Back to Agno

Demo AgentOS Test Log

cookbook/01_demo/TEST_LOG.md

2.6.133.8 KB
Original Source

Demo AgentOS Test Log

Last updated: 2026-06-05

Test Environment

  • Python: .venvs/demo/bin/python
  • Model: gpt-5.5 (agents + eval judge)
  • Database: local SQLite at data/demo.db
  • Backends configured (via local .envrc): OpenAI, Parallel, Google, Git wiki (WIKI_REPO_URL + WIKI_GITHUB_TOKEN), Notion wiki (NOTION_API_KEY + NOTION_DATABASE_ID).

HTML generation requires agno's file-generation support (#8241), which ships in agno >= 2.6.12. demo_setup.sh installs the local editable agno, which includes it; a released wheel <= 2.6.11 does not register generate_html_file.


Change Summary (this session)

  • Removed the standalone FileGenerator agent; folded HTML-only file generation (settings.html_tools() -> FileGenerationTools) into the three wiki agents (LocalWiki, GitWiki, NotionWiki). CodeSearch is excluded.
  • Turned off enable_agentic_memory on all agents (cleaner responses; the wiki is the persistent store).
  • Moved assets/ -> evals/assets/ (the sample diagram is an eval fixture).

Static Checks

Status: PASS

  • ruff format + ruff check over cookbook/01_demo: clean.
  • App builds (import run): registers LocalWiki + CodeSearch; GitWiki/NotionWiki register only when their env vars are set.
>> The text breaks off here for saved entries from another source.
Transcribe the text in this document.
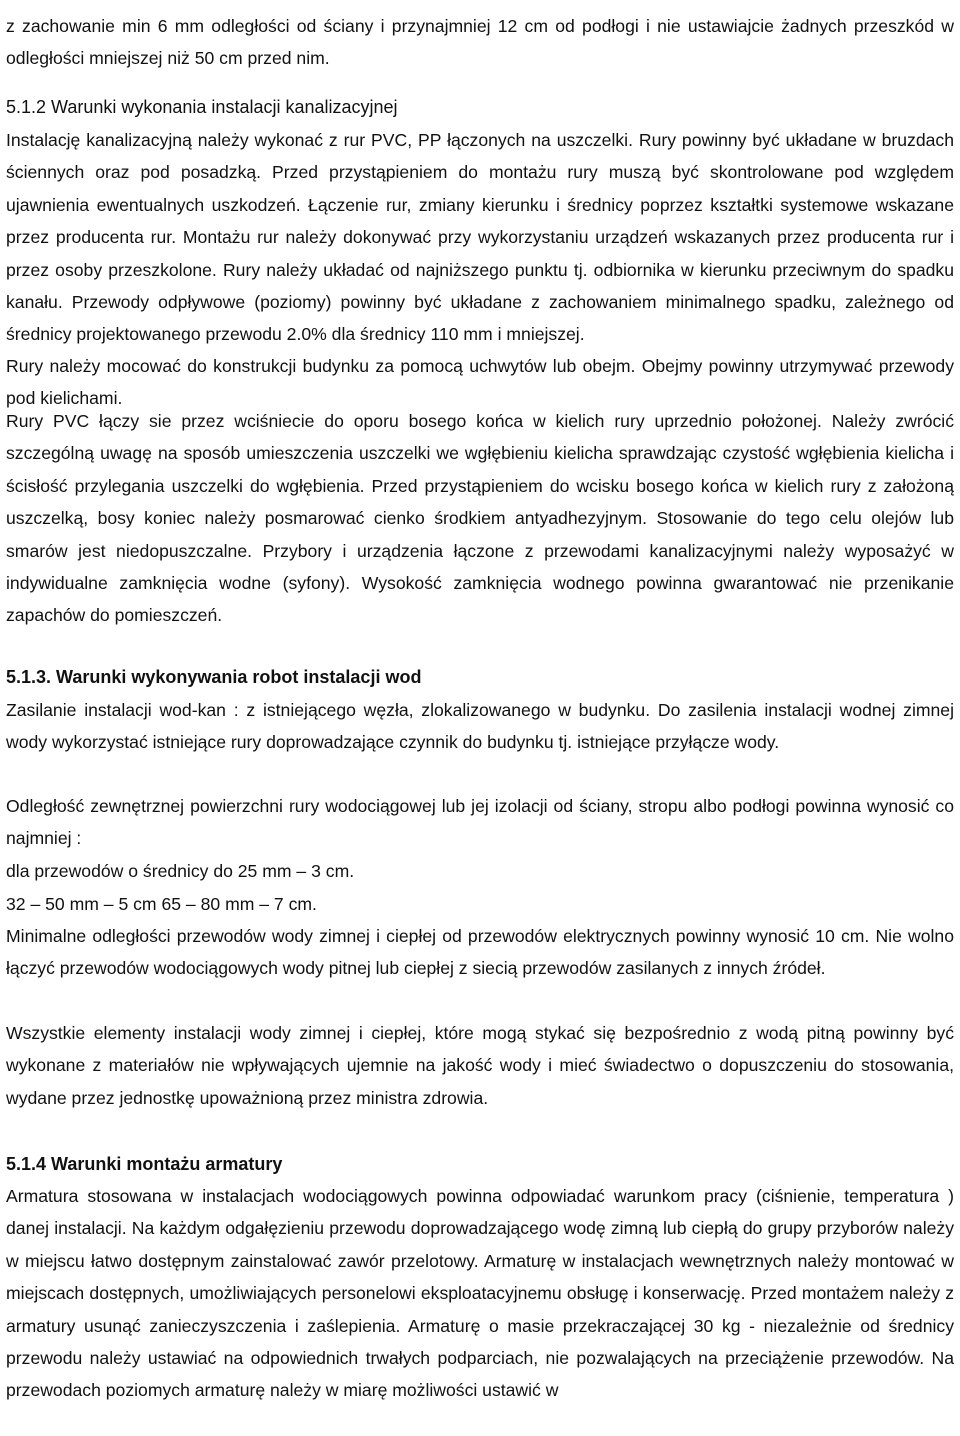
z zachowanie min 6 mm odległości od ściany i przynajmniej 12 cm od podłogi i nie ustawiajcie żadnych przeszkód w odległości mniejszej niż 50 cm przed nim.

5.1.2 Warunki wykonania instalacji kanalizacyjnej

Instalację kanalizacyjną należy wykonać z rur PVC, PP łączonych na uszczelki. Rury powinny być układane w bruzdach ściennych oraz pod posadzką. Przed przystąpieniem do montażu rury muszą być skontrolowane pod względem ujawnienia ewentualnych uszkodzeń. Łączenie rur, zmiany kierunku i średnicy poprzez kształtki systemowe wskazane przez producenta rur. Montażu rur należy dokonywać przy wykorzystaniu urządzeń wskazanych przez producenta rur i przez osoby przeszkolone. Rury należy układać od najniższego punktu tj. odbiornika w kierunku przeciwnym do spadku kanału. Przewody odpływowe (poziomy) powinny być układane z zachowaniem minimalnego spadku, zależnego od średnicy projektowanego przewodu 2.0% dla średnicy 110 mm i mniejszej.

Rury należy mocować do konstrukcji budynku za pomocą uchwytów lub obejm. Obejmy powinny utrzymywać przewody pod kielichami.

Rury PVC łączy sie przez wciśniecie do oporu bosego końca w kielich rury uprzednio położonej. Należy zwrócić szczególną uwagę na sposób umieszczenia uszczelki we wgłębieniu kielicha sprawdzając czystość wgłębienia kielicha i ścisłość przylegania uszczelki do wgłębienia. Przed przystąpieniem do wcisku bosego końca w kielich rury z założoną uszczelką, bosy koniec należy posmarować cienko środkiem antyadhezyjnym. Stosowanie do tego celu olejów lub smarów jest niedopuszczalne. Przybory i urządzenia łączone z przewodami kanalizacyjnymi należy wyposażyć w indywidualne zamknięcia wodne (syfony). Wysokość zamknięcia wodnego powinna gwarantować nie przenikanie zapachów do pomieszczeń.

5.1.3. Warunki wykonywania robot instalacji wod

Zasilanie instalacji wod-kan : z istniejącego węzła, zlokalizowanego w budynku. Do zasilenia instalacji wodnej zimnej wody wykorzystać istniejące rury doprowadzające czynnik do budynku tj. istniejące przyłącze wody.

Odległość zewnętrznej powierzchni rury wodociągowej lub jej izolacji od ściany, stropu albo podłogi powinna wynosić co najmniej :

dla przewodów o średnicy do 25 mm – 3 cm.

32 – 50 mm – 5 cm 65 – 80 mm – 7 cm.

Minimalne odległości przewodów wody zimnej i ciepłej od przewodów elektrycznych powinny wynosić 10 cm. Nie wolno łączyć przewodów wodociągowych wody pitnej lub ciepłej z siecią przewodów zasilanych z innych źródeł.

Wszystkie elementy instalacji wody zimnej i ciepłej, które mogą stykać się bezpośrednio z wodą pitną powinny być wykonane z materiałów nie wpływających ujemnie na jakość wody i mieć świadectwo o dopuszczeniu do stosowania, wydane przez jednostkę upoważnioną przez ministra zdrowia.

5.1.4 Warunki montażu armatury

Armatura stosowana w instalacjach wodociągowych powinna odpowiadać warunkom pracy (ciśnienie, temperatura ) danej instalacji. Na każdym odgałęzieniu przewodu doprowadzającego wodę zimną lub ciepłą do grupy przyborów należy w miejscu łatwo dostępnym zainstalować zawór przelotowy. Armaturę w instalacjach wewnętrznych należy montować w miejscach dostępnych, umożliwiających personelowi eksploatacyjnemu obsługę i konserwację. Przed montażem należy z armatury usunąć zanieczyszczenia i zaślepienia. Armaturę o masie przekraczającej 30 kg - niezależnie od średnicy przewodu należy ustawiać na odpowiednich trwałych podparciach, nie pozwalających na przeciążenie przewodów. Na przewodach poziomych armaturę należy w miarę możliwości ustawić w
All three wiki agents expose generate_html_file; CodeSearch does not.

cookbook/scripts/check_cookbook_pattern.py reports advisory missing_main_gate / missing_sections — these assume standalone scripts; 01_demo is a served app, and the checker is not wired into validate.sh/CI.


Eval Suite (python -m evals)

Result this run: 6/7 (the one failure is environmental — see below).

CaseAgentJudgeReliabilityStatus
local_wiki_reports_state_honestlyLocalWikiPASSPASSPASS
local_wiki_ingests_imageLocalWikiPASSPASSPASS
local_wiki_generates_htmlLocalWikiPASSPASS
code_search_lists_registered_agentsCodeSearchPASSPASSPASS
code_search_admits_unknown_functionCodeSearchPASSPASS
git_wiki_reports_state_honestlyGitWikiPASSPASSPASS
notion_wiki_reports_state_honestlyNotionWikiFAILPASSFAIL

Core demo (LocalWiki + CodeSearch + HTML): all PASS.

HTML case is reliability-based

local_wiki_generates_html asserts generate_html_file fires. The agent reliably calls the tool and produces a valid <!doctype html> file under data/generated/. A strict response-text judge is intentionally omitted: the wiki-curator persona narrates the result as "filed/recorded a note" rather than "here is your HTML file." The file is correct; the narration wording is a known limitation (instructions + memory-mode changes did not reliably move it).

Git / Notion failure is environmental, not a code defect

These cases are env-gated and read real external backends. In this run:

  • Git: git clone of WIKI_REPO_URL failed (exit 128) — repo/branch/auth. The case still passed (agent honestly reported it could not read the wiki).
  • Notion: the local mirror data/notion-wiki was empty (the gitignored data/ dir was wiped mid-session), so the read returned nothing and the judge rejected the agent's response.

Both backends were verified reading real content earlier this session (full suite 6/6), before data/ was wiped. With a reachable git repo and a populated Notion database, both cases pass. In CI (no creds) these cases do not run.


Notes

  • The Git and Notion eval cases are read-only; running the suite does not push to a real repo or Notion database.
  • Local wiki pages, the Git clone, the Notion mirror, and generated HTML all live under data/ (gitignored); fresh clones self-seed / re-sync on setup.